Em comunicado, a Universidade de Évora explicou que esta promoção da “reciclagem de baterias de veículos elétricos” é uma intervenção integrada no projeto POCITYF – POsitive Energy CITY Transformation Framework.
Financiado pela União Europeia, através Programa Horizonte 2020, o POCITYF tem 46 entidades parceiras de 13 países europeus, como autarquias, universidades e empresas, e vai implementar as suas soluções em duas cidades-piloto, na portuguesa de Évora e na holandesa de Alkmaar.
Segundo a academia alentejana, a empresa alemã Betteries entregou os primeiros módulos de baterias de iões de lítio de 2.ª vida, oriundas de veículos elétricos.
A configuração, instalação e ensaios destas baterias nas instalações da UÉ foram passos já iniciados, acrescentou.
Esta é a 1.ª intervenção experimental no projeto POCITYF em Évora e engloba “um período de ensaios das baterias, através das aplicações portáteis da Betteries, da integração na microrrede experimental da UÉ e de ensaios com outros parceiros”, indicou a instituição.

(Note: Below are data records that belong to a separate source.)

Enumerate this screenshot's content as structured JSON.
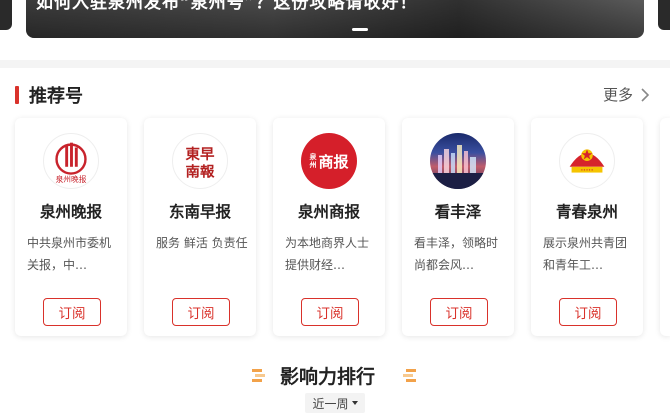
{
  "banner": {
    "title": "如何入驻泉州发布“泉州号”？这份攻略请收好！"
  },
  "recommend": {
    "title": "推荐号",
    "more_label": "更多"
  },
  "accounts": [
    {
      "name": "泉州晚报",
      "desc": "中共泉州市委机关报，中…",
      "subscribe_label": "订阅",
      "logo_text": "泉州晚报"
    },
    {
      "name": "东南早报",
      "desc": "服务 鲜活 负责任",
      "subscribe_label": "订阅",
      "logo_text": "東早南報"
    },
    {
      "name": "泉州商报",
      "desc": "为本地商界人士提供财经…",
      "subscribe_label": "订阅",
      "logo_text": "商报",
      "logo_small": "泉州"
    },
    {
      "name": "看丰泽",
      "desc": "看丰泽，领略时尚都会风…",
      "subscribe_label": "订阅"
    },
    {
      "name": "青春泉州",
      "desc": "展示泉州共青团和青年工…",
      "subscribe_label": "订阅"
    }
  ],
  "ranking": {
    "title": "影响力排行",
    "period_label": "近一周"
  },
  "colors": {
    "accent": "#d9322b",
    "rank_deco": "#f2a24a"
  }
}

A seguir, haverá uma 2.ª fase, no âmbito da qual “baterias de 2.ª vida serão instaladas em residências selecionadas na aldeia de Valverde”, no concelho de Évora, uma intervenção igualmente integrada no POCITYF.
A empresa alemã Betteries “tem uma abordagem experimental e trabalha no desenvolvimento deste tipo de tecnologia, limpa” e “ecológica” com o objetivo de “maior eficiência energética”, explicou à agência Lusa fonte da UÉ.

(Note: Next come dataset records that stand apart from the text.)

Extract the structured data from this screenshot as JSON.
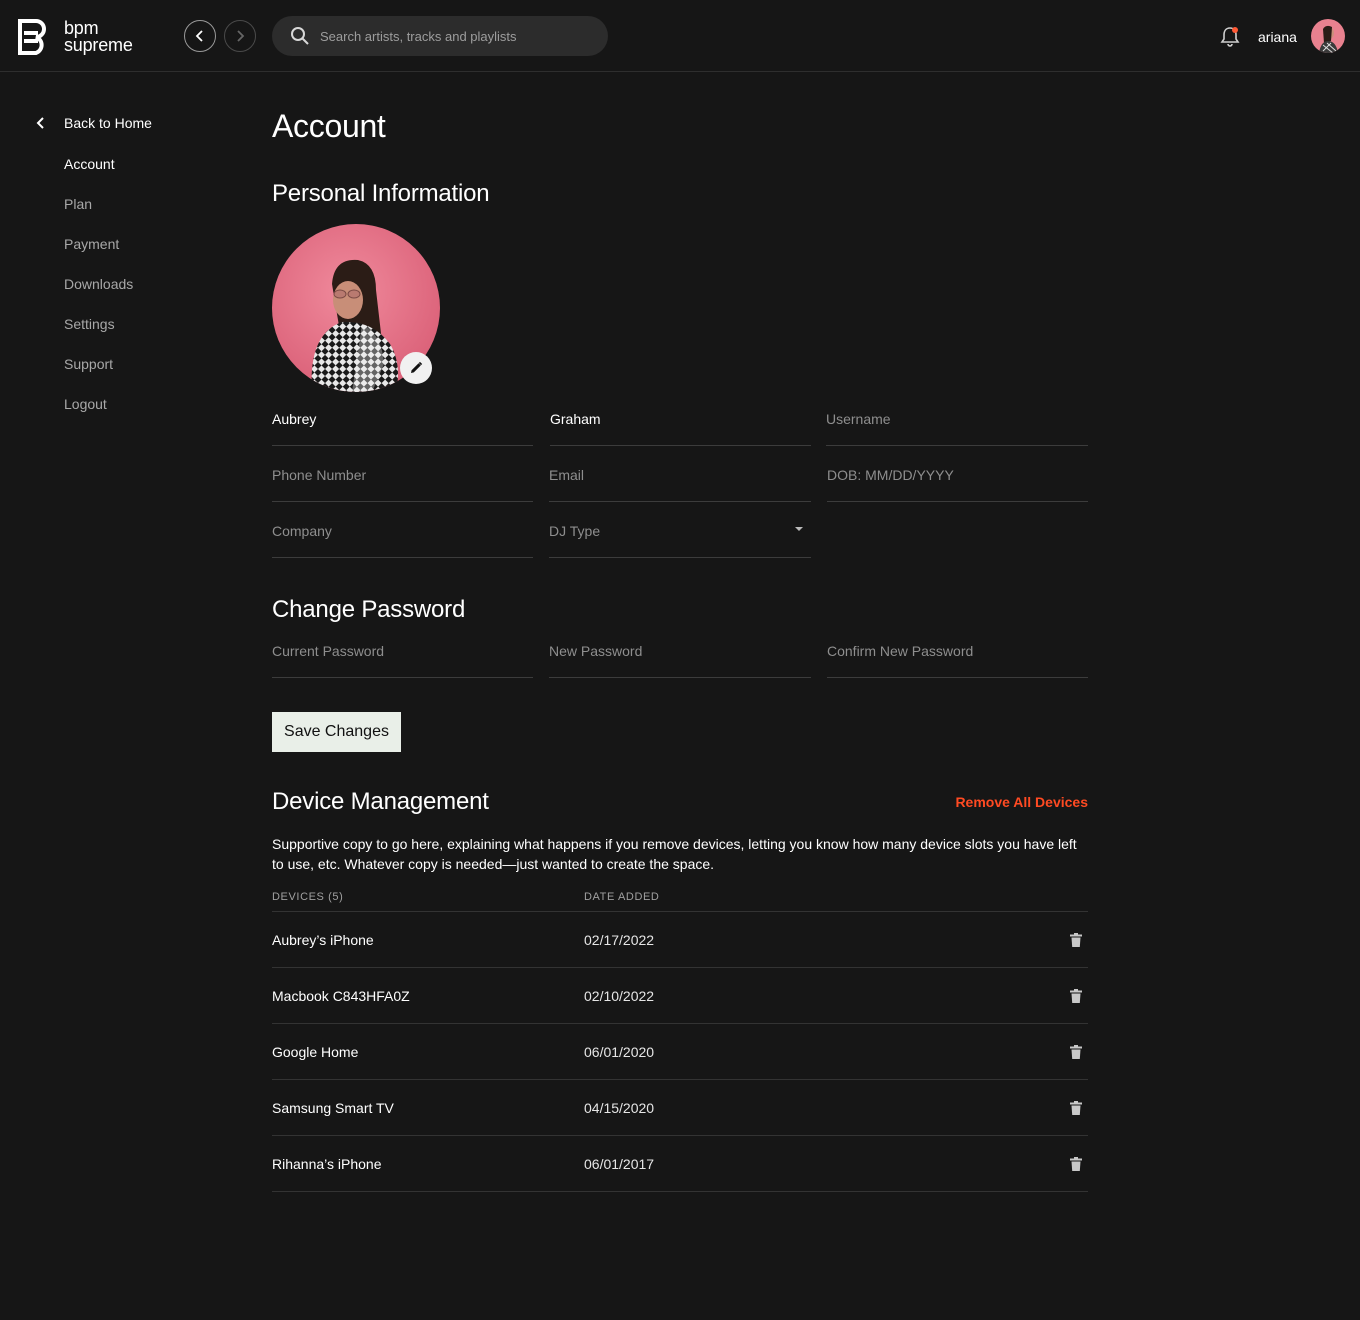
{
  "brand": {
    "line1": "bpm",
    "line2": "supreme"
  },
  "header": {
    "search_placeholder": "Search artists, tracks and playlists",
    "username": "ariana",
    "accent_color": "#ff5a36"
  },
  "sidebar": {
    "back_label": "Back to Home",
    "items": [
      {
        "label": "Account",
        "active": true
      },
      {
        "label": "Plan",
        "active": false
      },
      {
        "label": "Payment",
        "active": false
      },
      {
        "label": "Downloads",
        "active": false
      },
      {
        "label": "Settings",
        "active": false
      },
      {
        "label": "Support",
        "active": false
      },
      {
        "label": "Logout",
        "active": false
      }
    ]
  },
  "page": {
    "title": "Account"
  },
  "personal": {
    "heading": "Personal Information",
    "first_name": "Aubrey",
    "last_name": "Graham",
    "username_placeholder": "Username",
    "phone_placeholder": "Phone Number",
    "email_placeholder": "Email",
    "dob_placeholder": "DOB: MM/DD/YYYY",
    "company_placeholder": "Company",
    "dj_type_placeholder": "DJ Type"
  },
  "password": {
    "heading": "Change Password",
    "current_placeholder": "Current Password",
    "new_placeholder": "New Password",
    "confirm_placeholder": "Confirm New Password"
  },
  "save_label": "Save Changes",
  "devices": {
    "heading": "Device Management",
    "remove_all_label": "Remove All Devices",
    "remove_color": "#ff4a22",
    "description": "Supportive copy to go here, explaining what happens if you remove devices, letting you know how many device slots you have left to use, etc. Whatever copy is needed—just wanted to create the space.",
    "col_devices": "DEVICES (5)",
    "col_date": "DATE ADDED",
    "rows": [
      {
        "name": "Aubrey’s iPhone",
        "date": "02/17/2022"
      },
      {
        "name": "Macbook C843HFA0Z",
        "date": "02/10/2022"
      },
      {
        "name": "Google Home",
        "date": "06/01/2020"
      },
      {
        "name": "Samsung Smart TV",
        "date": "04/15/2020"
      },
      {
        "name": "Rihanna’s iPhone",
        "date": "06/01/2017"
      }
    ]
  }
}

O projeto POCITYF “reconhece a urgência de tornar as cidades património mais sustentáveis e resilientes às alterações climáticas, melhorando a vida e bem-estar dos seus cidadãos”, explicou a universidade alentejana, uma das parceiras da iniciativa.

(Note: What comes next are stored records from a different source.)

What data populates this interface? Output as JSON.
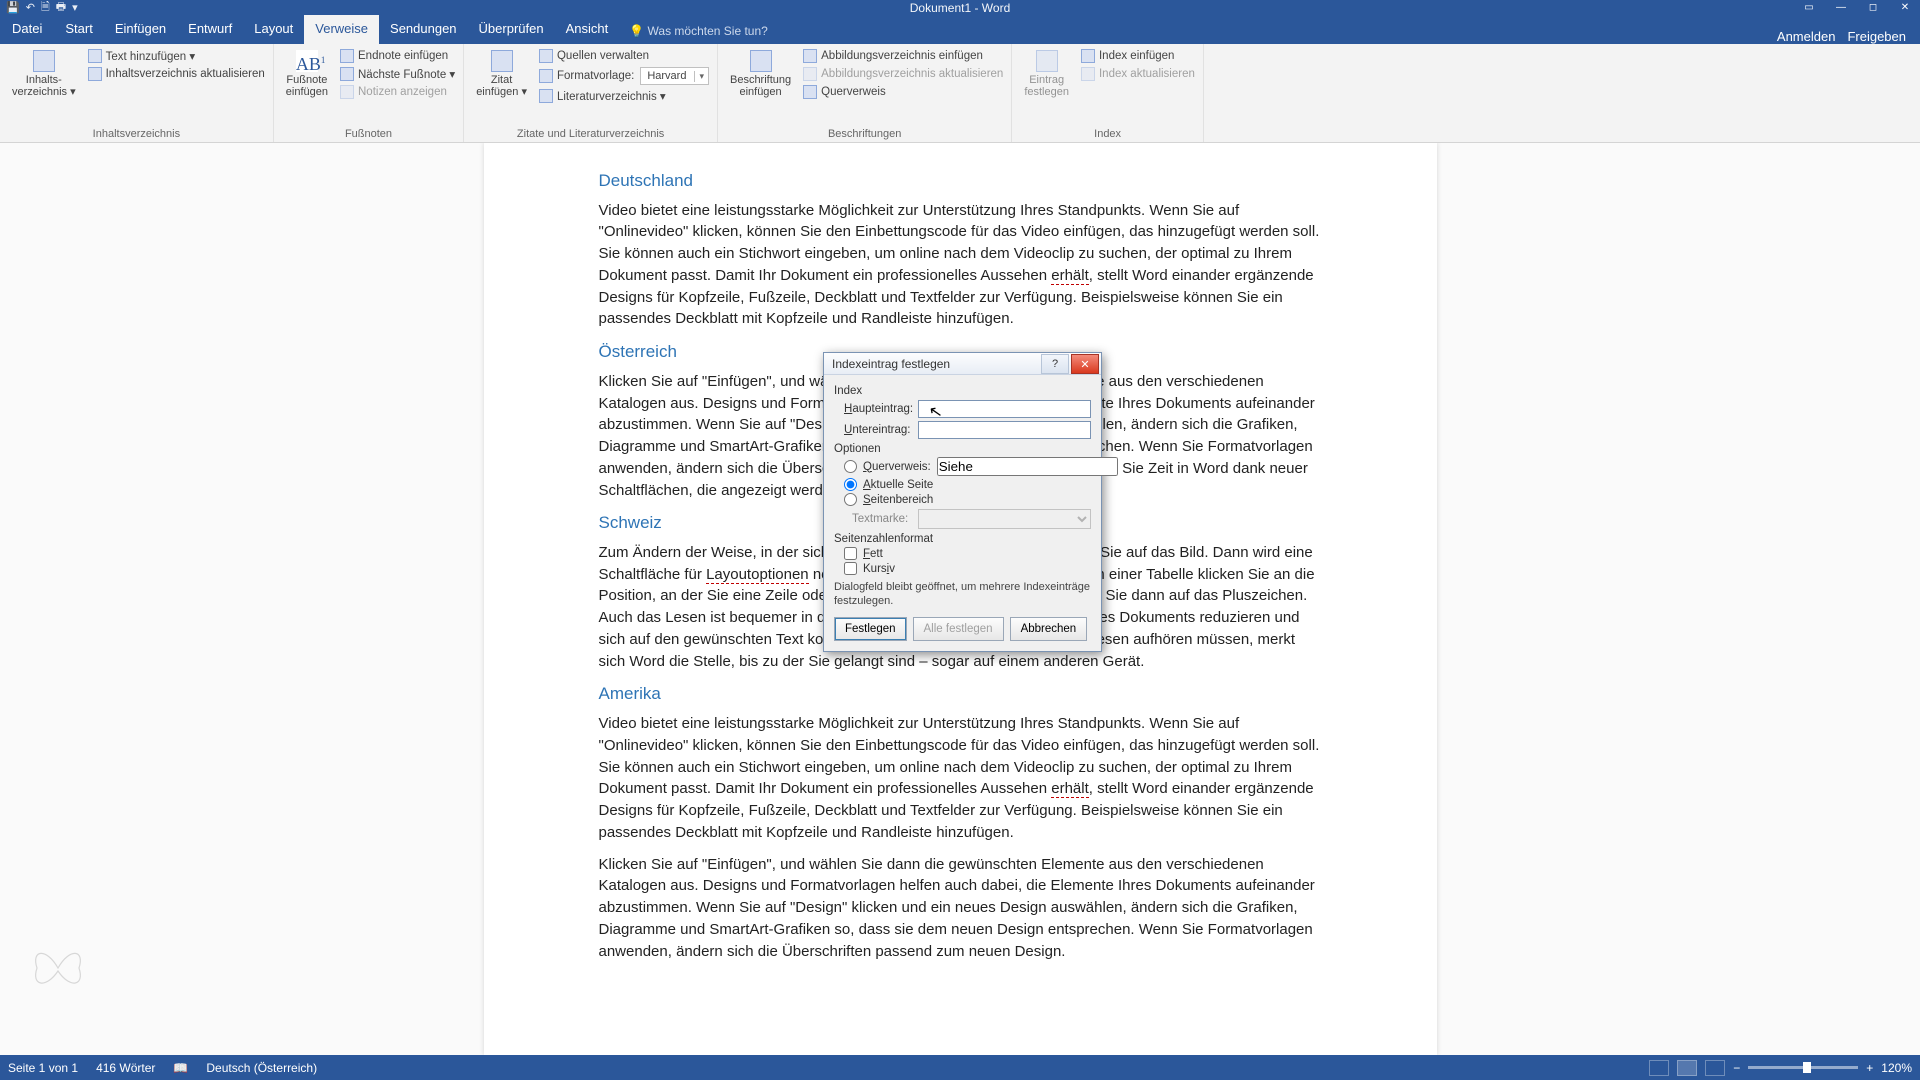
{
  "app": {
    "title": "Dokument1 - Word"
  },
  "qa_tips": [
    "💾",
    "↶",
    "🗎",
    "🖶",
    "▾"
  ],
  "winctrl": [
    "▭",
    "—",
    "◻",
    "✕"
  ],
  "tabs": {
    "file": "Datei",
    "items": [
      "Start",
      "Einfügen",
      "Entwurf",
      "Layout",
      "Verweise",
      "Sendungen",
      "Überprüfen",
      "Ansicht"
    ],
    "active": "Verweise",
    "tellme_icon": "💡",
    "tellme": "Was möchten Sie tun?",
    "sign_in": "Anmelden",
    "share": "Freigeben"
  },
  "ribbon": {
    "g1": {
      "name": "Inhaltsverzeichnis",
      "big": "Inhalts-\nverzeichnis ▾",
      "r1": "Text hinzufügen ▾",
      "r2": "Inhaltsverzeichnis aktualisieren"
    },
    "g2": {
      "name": "Fußnoten",
      "big_icon": "AB",
      "big": "Fußnote\neinfügen",
      "r1": "Endnote einfügen",
      "r2": "Nächste Fußnote ▾",
      "r3": "Notizen anzeigen"
    },
    "g3": {
      "name": "Zitate und Literaturverzeichnis",
      "big": "Zitat\neinfügen ▾",
      "r1": "Quellen verwalten",
      "r2_lbl": "Formatvorlage:",
      "r2_val": "Harvard",
      "r3": "Literaturverzeichnis ▾"
    },
    "g4": {
      "name": "Beschriftungen",
      "big": "Beschriftung\neinfügen",
      "r1": "Abbildungsverzeichnis einfügen",
      "r2": "Abbildungsverzeichnis aktualisieren",
      "r3": "Querverweis"
    },
    "g5": {
      "name": "Index",
      "big": "Eintrag\nfestlegen",
      "r1": "Index einfügen",
      "r2": "Index aktualisieren"
    }
  },
  "doc": {
    "h1": "Deutschland",
    "p1a": "Video bietet eine leistungsstarke Möglichkeit zur Unterstützung Ihres Standpunkts. Wenn Sie auf \"Onlinevideo\" klicken, können Sie den Einbettungscode für das Video einfügen, das hinzugefügt werden soll. Sie können auch ein Stichwort eingeben, um online nach dem Videoclip zu suchen, der optimal zu Ihrem Dokument passt. Damit Ihr Dokument ein professionelles Aussehen ",
    "p1b": "erhält",
    "p1c": ", stellt Word einander ergänzende Designs für Kopfzeile, Fußzeile, Deckblatt und Textfelder zur Verfügung. Beispielsweise können Sie ein passendes Deckblatt mit Kopfzeile und Randleiste hinzufügen.",
    "h2": "Österreich",
    "p2": "Klicken Sie auf \"Einfügen\", und wählen Sie dann die gewünschten Elemente aus den verschiedenen Katalogen aus. Designs und Formatvorlagen helfen auch dabei, die Elemente Ihres Dokuments aufeinander abzustimmen. Wenn Sie auf \"Design\" klicken und ein neues Design auswählen, ändern sich die Grafiken, Diagramme und SmartArt-Grafiken so, dass sie dem neuen Design entsprechen. Wenn Sie Formatvorlagen anwenden, ändern sich die Überschriften passend zum neuen Design. Sparen Sie Zeit in Word dank neuer Schaltflächen, die angezeigt werden, wo Sie sie benötigen.",
    "h3": "Schweiz",
    "p3a": "Zum Ändern der Weise, in der sich ein Bild in Ihr Dokument einfügt, klicken Sie auf das Bild. Dann wird eine Schaltfläche für ",
    "p3b": "Layoutoptionen",
    "p3c": " neben dem Bild angezeigt Beim Arbeiten an einer Tabelle klicken Sie an die Position, an der Sie eine Zeile oder Spalte hinzufügen möchten, und klicken Sie dann auf das Pluszeichen. Auch das Lesen ist bequemer in der neuen Leseansicht. Sie können Teile des Dokuments reduzieren und sich auf den gewünschten Text konzentrieren. Wenn Sie vor dem Ende zu lesen aufhören müssen, merkt sich Word die Stelle, bis zu der Sie gelangt sind – sogar auf einem anderen Gerät.",
    "h4": "Amerika",
    "p4a": "Video bietet eine leistungsstarke Möglichkeit zur Unterstützung Ihres Standpunkts. Wenn Sie auf \"Onlinevideo\" klicken, können Sie den Einbettungscode für das Video einfügen, das hinzugefügt werden soll. Sie können auch ein Stichwort eingeben, um online nach dem Videoclip zu suchen, der optimal zu Ihrem Dokument passt. Damit Ihr Dokument ein professionelles Aussehen ",
    "p4b": "erhält",
    "p4c": ", stellt Word einander ergänzende Designs für Kopfzeile, Fußzeile, Deckblatt und Textfelder zur Verfügung. Beispielsweise können Sie ein passendes Deckblatt mit Kopfzeile und Randleiste hinzufügen.",
    "p5": "Klicken Sie auf \"Einfügen\", und wählen Sie dann die gewünschten Elemente aus den verschiedenen Katalogen aus. Designs und Formatvorlagen helfen auch dabei, die Elemente Ihres Dokuments aufeinander abzustimmen. Wenn Sie auf \"Design\" klicken und ein neues Design auswählen, ändern sich die Grafiken, Diagramme und SmartArt-Grafiken so, dass sie dem neuen Design entsprechen. Wenn Sie Formatvorlagen anwenden, ändern sich die Überschriften passend zum neuen Design."
  },
  "dialog": {
    "title": "Indexeintrag festlegen",
    "s_index": "Index",
    "main_lbl": "Haupteintrag:",
    "sub_lbl": "Untereintrag:",
    "s_opts": "Optionen",
    "opt_xref": "Querverweis:",
    "xref_val": "Siehe",
    "opt_page": "Aktuelle Seite",
    "opt_range": "Seitenbereich",
    "bm_lbl": "Textmarke:",
    "s_fmt": "Seitenzahlenformat",
    "fmt_bold": "Fett",
    "fmt_italic": "Kursiv",
    "note": "Dialogfeld bleibt geöffnet, um mehrere Indexeinträge festzulegen.",
    "btn_mark": "Festlegen",
    "btn_markall": "Alle festlegen",
    "btn_cancel": "Abbrechen"
  },
  "status": {
    "page": "Seite 1 von 1",
    "words": "416 Wörter",
    "proof_icon": "📖",
    "lang": "Deutsch (Österreich)",
    "zoom_minus": "−",
    "zoom_plus": "+",
    "zoom": "120%"
  }
}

Évora e Alkmaar vão ensaiar experiências tecnológicas com o objetivo de “estabelecer zonas com saldo energético positivo, em que a geração local renovável média deverá ser superior ao consumo, em termos de média anual”, frisou.
No ano passado, a 19 de setembro, quando o projeto foi apresentado em Évora, João Maciel, responsável pela área de investigação e desenvolvimento da EDP, a entidade coordenadora do projeto, explicou à Lusa que as soluções testadas nestas duas cidades-piloto serão, depois, replicadas noutros locais.
Granada (Espanha), Bari (Itália), Celje (Eslovénia), Ujpest (Hungria), Ioannina (Grécia) e Hvidovre (Dinamarca) são as cidades onde se prevê replicar as experiências.